Pharmacologic Treatment
Table 7 of the review lists drugs to prescribe to prevent recurrence, including dosage and the type of stones for which they are indicated. The full review also offers specific advice by stone type.
- Thiazide for calciuria (calcium oxalate stones)
- Alkaline citrates for hypocitraturia, calcium oxalate inhibition, or alkalinization (calcium oxalate, uric acid, and cystine stones)
- Sodium bicarbonate for hypocitraturia or alkalinization (calcium oxalate, uric acid, and cystine stones)
- Allopurinol or febuxostat for hyperuricosuria, hyperuricemia (calcium oxalate and uric acid stones)
- Calcium for enteric hyperoxaluria (calcium oxalate stones)
- Magnesium for isolated hypomagnesuria or enteric hyperoxaluria (calcium oxalate stones)
- Pyridoxine for primary hyperoxaluria (calcium oxalate stones)
- Lumasiran for primary hyperoxaluria type I (calcium oxalate stones)
- L-Methionine for acidification (infection stones and ammonium urate and calcium phosphate stones)
- Captopril for cystinuria (cystine stones)
- D-penicillamine for cystinuria (cystine stones)

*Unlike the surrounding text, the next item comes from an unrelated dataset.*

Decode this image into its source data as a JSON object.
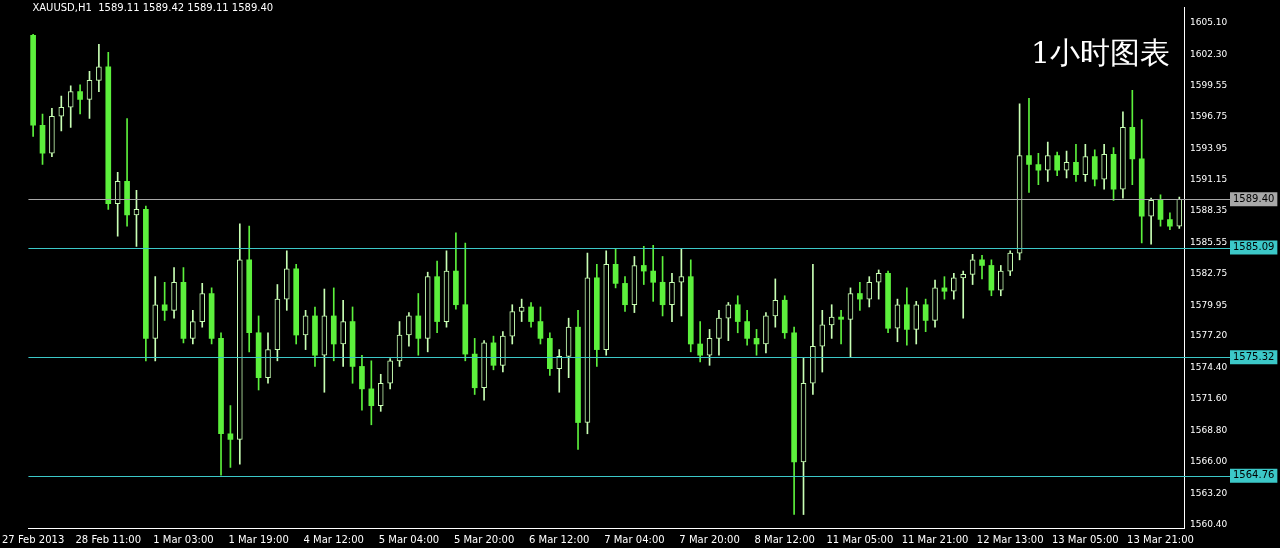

- Tiopronin for cystinuria (cystine stones)
CKD and ESKD Risk
The highest risk for CKD is found among patients with primary hyperoxaluria or autosomal dominant polycystic disease, the reviewers pointed out. Other patients at high risk include formers of cystine or struvite stones and those with distal renal tubular acidosis, nephrocalcinosis or secondary hyperoxaluria. Anatomic abnormalities of the kidney (eg, horseshoe kidneys) or urinary tract (eg, ureteral stricture) make it easier for stones to form. Patients with a solitary kidney, neurogenic bladder, frequent urinary tract infections, urinary diversion, or obstructions are also at high risk for kidney function decline. Moderate risk of CKD exists for those who form brushite or 2,8 dihydroxyadenine stones or have sarcoidosis, pyeloureteral, or ureteral strictures. CKD possibly develops in patients with xanthine stones, indinavir stones, eating disorders, primary hyperparathyroidism, or medullary sponge kidney.
Stone Prevention
General prevention measures include drinking 2-2.5 liters of fluid daily (preferably water), eating more fiber-rich foods including vegetables and fruits, and limiting salt and protein intake. Physical activity and weight loss are also mainstays.